Dann vielleicht noch mit einer etwas ernsthafteren Note zum Stichwort Islamisierung, das steht ja hinter dem Ganzen, und ich danke Kollege Minder für seine erfrischende Offenheit, denn oft wird das abgestritten. Es heisst dann, es gehe um Chaoten und Krawallanten, aber Kollege Minder hat es auf den Punkt gebracht, es geht um die Angst vor der Islamisierung.

Ich bin auch der Meinung, dass man die Hand geben soll, wenn es Händedruckregeln gibt. Wenn die Schule baden geht - im wörtlichen Sinne, nicht im bildlichen -, dann soll man baden gehen. Man soll aber die Religionsfrage auch nicht künstlich mit Symbolpolitik anheizen. Genau dahin führt sonst eine solche Initiative. Sie haben ja selber eingeräumt, dass es Ihnen nicht um die konkreten Trägerinnen geht, sondern um das Zeichen, das man setzt.

Ich habe das Gefühl, wir seien hier bezüglich dieses Kleidungsstücks, das wir nicht kennen, zu steif. Ich hatte jüngst das Vergnügen, in Dubai zu weilen. Dort habe ich zu meinem eigenen Erstaunen gesehen, dass gefühlt ungefähr ein Drittel der Frauen einen Niqab trugen und die anderen zwei Drittel mehr oder weniger im Bikini herumliefen. Das lief völlig entspannt nebeneinander ab. Wenn man eine Weile in diesem Umfeld ist, fällt einem das gar nicht mehr auf. Ich empfinde den Anblick einer Burka in der Schweiz dennoch nach wie vor als unangenehm. Ich rücke jedoch etwas davon ab, das automatisch mit einer islamistischen Kampfansage zu verbinden. Gewisse Leute tragen das, andere nicht. Bei uns ist es ungewohnt und unangenehm, aber auch nicht mehr. Für den Fall, dass jemand dazu gezwungen wird - das soll in der Verfassung verboten werden -, verweise ich auf das Strafgesetzbuch. Das ist heute schon verboten.

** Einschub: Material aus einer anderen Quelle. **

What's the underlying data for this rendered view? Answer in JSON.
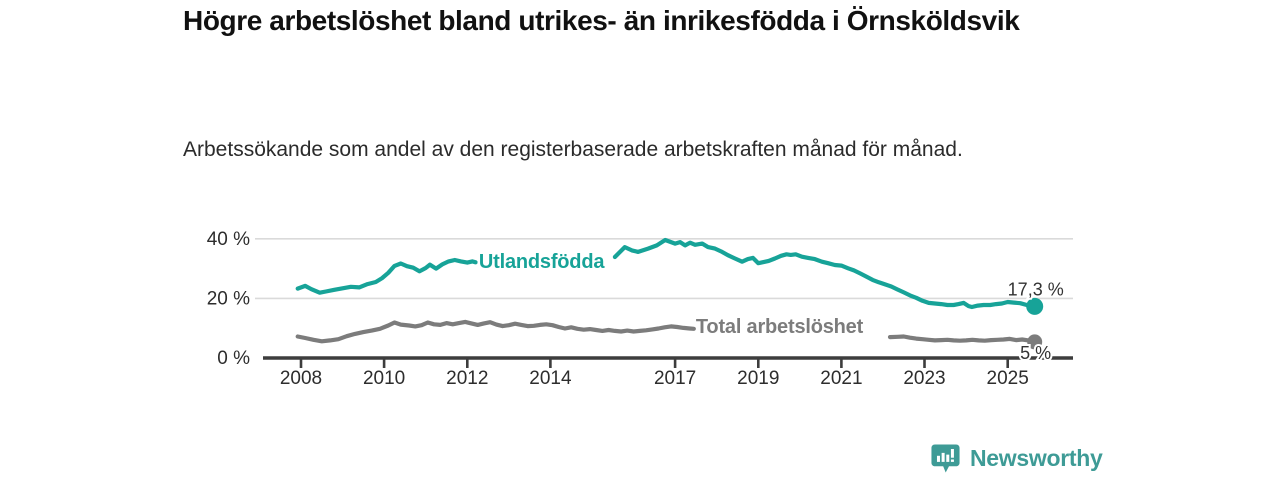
{
  "header": {
    "title": "Högre arbetslöshet bland utrikes- än inrikesfödda i Örnsköldsvik",
    "subtitle": "Arbetssökande som andel av den registerbaserade arbetskraften månad för månad."
  },
  "footer": {
    "brand": "Newsworthy",
    "brand_color": "#3E9B96",
    "logo_icon": "newsworthy-speech-bubble-bar-chart-icon"
  },
  "chart_data": {
    "type": "line",
    "title": "Högre arbetslöshet bland utrikes- än inrikesfödda i Örnsköldsvik",
    "subtitle": "Arbetssökande som andel av den registerbaserade arbetskraften månad för månad.",
    "grid": "horizontal",
    "xlim": [
      2006.9,
      2026.6
    ],
    "ylim": [
      0,
      42
    ],
    "x_axis": {
      "ticks": [
        {
          "value": 2008,
          "label": "2008"
        },
        {
          "value": 2010,
          "label": "2010"
        },
        {
          "value": 2012,
          "label": "2012"
        },
        {
          "value": 2014,
          "label": "2014"
        },
        {
          "value": 2017,
          "label": "2017"
        },
        {
          "value": 2019,
          "label": "2019"
        },
        {
          "value": 2021,
          "label": "2021"
        },
        {
          "value": 2023,
          "label": "2023"
        },
        {
          "value": 2025,
          "label": "2025"
        }
      ]
    },
    "y_axis": {
      "ticks": [
        {
          "value": 0,
          "label": "0 %"
        },
        {
          "value": 20,
          "label": "20 %"
        },
        {
          "value": 40,
          "label": "40 %"
        }
      ],
      "gridlines": [
        20,
        40
      ]
    },
    "colors": {
      "utlandsfodda": "#17A398",
      "total": "#7C7C7C",
      "axis": "#3D3D3D",
      "gridline": "#DADADA",
      "value_label": "#333333"
    },
    "series": [
      {
        "id": "utlandsfodda",
        "name": "Utlandsfödda",
        "color": "#17A398",
        "inline_label": {
          "text": "Utlandsfödda",
          "x": 2012.28,
          "y": 32.2
        },
        "end_label": {
          "text": "17,3 %",
          "position": "above"
        },
        "final_value": 17.3,
        "segments": [
          [
            [
              2007.92,
              23.3
            ],
            [
              2008.1,
              24.2
            ],
            [
              2008.25,
              23.1
            ],
            [
              2008.45,
              21.9
            ],
            [
              2008.6,
              22.3
            ],
            [
              2008.8,
              22.9
            ],
            [
              2009.0,
              23.4
            ],
            [
              2009.2,
              23.9
            ],
            [
              2009.4,
              23.7
            ],
            [
              2009.6,
              24.8
            ],
            [
              2009.8,
              25.5
            ],
            [
              2009.95,
              26.8
            ],
            [
              2010.1,
              28.6
            ],
            [
              2010.25,
              30.9
            ],
            [
              2010.4,
              31.7
            ],
            [
              2010.55,
              30.8
            ],
            [
              2010.7,
              30.3
            ],
            [
              2010.85,
              29.1
            ],
            [
              2011.0,
              30.2
            ],
            [
              2011.1,
              31.3
            ],
            [
              2011.25,
              30.0
            ],
            [
              2011.4,
              31.4
            ],
            [
              2011.55,
              32.4
            ],
            [
              2011.7,
              32.9
            ],
            [
              2011.85,
              32.4
            ],
            [
              2012.0,
              32.0
            ],
            [
              2012.12,
              32.4
            ],
            [
              2012.2,
              32.1
            ]
          ],
          [
            [
              2015.55,
              33.9
            ],
            [
              2015.79,
              37.2
            ],
            [
              2015.96,
              36.1
            ],
            [
              2016.11,
              35.6
            ],
            [
              2016.35,
              36.7
            ],
            [
              2016.56,
              37.8
            ],
            [
              2016.76,
              39.6
            ],
            [
              2017.0,
              38.4
            ],
            [
              2017.12,
              38.9
            ],
            [
              2017.24,
              37.8
            ],
            [
              2017.36,
              38.7
            ],
            [
              2017.48,
              38.0
            ],
            [
              2017.65,
              38.4
            ],
            [
              2017.79,
              37.2
            ],
            [
              2017.96,
              36.7
            ],
            [
              2018.13,
              35.6
            ],
            [
              2018.27,
              34.5
            ],
            [
              2018.44,
              33.4
            ],
            [
              2018.61,
              32.3
            ],
            [
              2018.75,
              33.2
            ],
            [
              2018.87,
              33.6
            ],
            [
              2019.0,
              31.8
            ],
            [
              2019.1,
              32.1
            ],
            [
              2019.25,
              32.6
            ],
            [
              2019.4,
              33.4
            ],
            [
              2019.55,
              34.3
            ],
            [
              2019.68,
              34.8
            ],
            [
              2019.78,
              34.6
            ],
            [
              2019.9,
              34.8
            ],
            [
              2020.05,
              34.0
            ],
            [
              2020.2,
              33.6
            ],
            [
              2020.36,
              33.2
            ],
            [
              2020.53,
              32.3
            ],
            [
              2020.68,
              31.8
            ],
            [
              2020.84,
              31.2
            ],
            [
              2021.0,
              31.0
            ],
            [
              2021.16,
              30.1
            ],
            [
              2021.3,
              29.4
            ],
            [
              2021.45,
              28.4
            ],
            [
              2021.6,
              27.3
            ],
            [
              2021.75,
              26.2
            ],
            [
              2021.9,
              25.4
            ],
            [
              2022.05,
              24.7
            ],
            [
              2022.2,
              24.0
            ],
            [
              2022.35,
              23.0
            ],
            [
              2022.5,
              22.0
            ],
            [
              2022.65,
              21.0
            ],
            [
              2022.8,
              20.2
            ],
            [
              2022.95,
              19.2
            ],
            [
              2023.1,
              18.5
            ],
            [
              2023.25,
              18.3
            ],
            [
              2023.4,
              18.1
            ],
            [
              2023.55,
              17.8
            ],
            [
              2023.7,
              17.8
            ],
            [
              2023.82,
              18.1
            ],
            [
              2023.94,
              18.5
            ],
            [
              2024.06,
              17.4
            ],
            [
              2024.14,
              17.1
            ],
            [
              2024.28,
              17.6
            ],
            [
              2024.42,
              17.8
            ],
            [
              2024.58,
              17.8
            ],
            [
              2024.72,
              18.1
            ],
            [
              2024.86,
              18.3
            ],
            [
              2025.0,
              18.8
            ],
            [
              2025.15,
              18.6
            ],
            [
              2025.3,
              18.4
            ],
            [
              2025.46,
              17.8
            ],
            [
              2025.65,
              17.3
            ]
          ]
        ]
      },
      {
        "id": "total-arbetsloshet",
        "name": "Total arbetslöshet",
        "color": "#7C7C7C",
        "inline_label": {
          "text": "Total arbetslöshet",
          "x": 2017.5,
          "y": 10.4
        },
        "end_label": {
          "text": "5 %",
          "position": "below"
        },
        "final_value": 5.4,
        "segments": [
          [
            [
              2007.92,
              7.2
            ],
            [
              2008.1,
              6.7
            ],
            [
              2008.3,
              6.1
            ],
            [
              2008.5,
              5.6
            ],
            [
              2008.7,
              5.9
            ],
            [
              2008.9,
              6.3
            ],
            [
              2009.1,
              7.3
            ],
            [
              2009.3,
              8.1
            ],
            [
              2009.5,
              8.7
            ],
            [
              2009.7,
              9.2
            ],
            [
              2009.9,
              9.8
            ],
            [
              2010.1,
              10.9
            ],
            [
              2010.25,
              11.9
            ],
            [
              2010.4,
              11.2
            ],
            [
              2010.6,
              10.9
            ],
            [
              2010.75,
              10.6
            ],
            [
              2010.9,
              11.0
            ],
            [
              2011.05,
              11.9
            ],
            [
              2011.2,
              11.3
            ],
            [
              2011.35,
              11.1
            ],
            [
              2011.5,
              11.7
            ],
            [
              2011.65,
              11.3
            ],
            [
              2011.8,
              11.7
            ],
            [
              2011.95,
              12.1
            ],
            [
              2012.1,
              11.6
            ],
            [
              2012.25,
              11.1
            ],
            [
              2012.4,
              11.6
            ],
            [
              2012.55,
              12.0
            ],
            [
              2012.7,
              11.2
            ],
            [
              2012.85,
              10.7
            ],
            [
              2013.0,
              11.0
            ],
            [
              2013.15,
              11.5
            ],
            [
              2013.3,
              11.1
            ],
            [
              2013.45,
              10.7
            ],
            [
              2013.6,
              10.8
            ],
            [
              2013.75,
              11.1
            ],
            [
              2013.9,
              11.3
            ],
            [
              2014.05,
              11.0
            ],
            [
              2014.2,
              10.4
            ],
            [
              2014.35,
              9.9
            ],
            [
              2014.5,
              10.3
            ],
            [
              2014.65,
              9.8
            ],
            [
              2014.8,
              9.5
            ],
            [
              2014.95,
              9.7
            ],
            [
              2015.1,
              9.4
            ],
            [
              2015.25,
              9.1
            ],
            [
              2015.4,
              9.4
            ],
            [
              2015.55,
              9.1
            ],
            [
              2015.7,
              8.9
            ],
            [
              2015.85,
              9.2
            ],
            [
              2016.0,
              8.9
            ],
            [
              2016.15,
              9.1
            ],
            [
              2016.3,
              9.3
            ],
            [
              2016.45,
              9.6
            ],
            [
              2016.6,
              9.9
            ],
            [
              2016.75,
              10.3
            ],
            [
              2016.9,
              10.6
            ],
            [
              2017.05,
              10.4
            ],
            [
              2017.2,
              10.1
            ],
            [
              2017.35,
              9.9
            ],
            [
              2017.45,
              9.8
            ]
          ],
          [
            [
              2022.17,
              7.0
            ],
            [
              2022.35,
              7.1
            ],
            [
              2022.5,
              7.2
            ],
            [
              2022.65,
              6.8
            ],
            [
              2022.8,
              6.5
            ],
            [
              2022.95,
              6.3
            ],
            [
              2023.1,
              6.1
            ],
            [
              2023.25,
              5.9
            ],
            [
              2023.4,
              6.0
            ],
            [
              2023.55,
              6.1
            ],
            [
              2023.7,
              5.9
            ],
            [
              2023.85,
              5.8
            ],
            [
              2024.0,
              5.9
            ],
            [
              2024.15,
              6.1
            ],
            [
              2024.3,
              5.9
            ],
            [
              2024.45,
              5.8
            ],
            [
              2024.6,
              6.0
            ],
            [
              2024.75,
              6.1
            ],
            [
              2024.9,
              6.2
            ],
            [
              2025.05,
              6.4
            ],
            [
              2025.2,
              6.0
            ],
            [
              2025.35,
              6.2
            ],
            [
              2025.5,
              5.9
            ],
            [
              2025.65,
              5.4
            ]
          ]
        ]
      }
    ]
  }
}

Zuallerletzt noch ein Satz zu Kollege Minder: Sie haben gesagt, man solle Gesetze machen, dann müssten Sie nicht solche Volksinitiativen lancieren. Die Volksinitiative, das erleben wir ja heute live, wurde lanciert, bevor dieser Prozess abgeschlossen ist. Die Schuld liegt daher nicht beim Parlament, sondern es handelt sich um ein Kommunikations- und Politikvehikel. Dazu kann man stehen.
Ich bitte Sie, der Initiative keine Folge zu geben.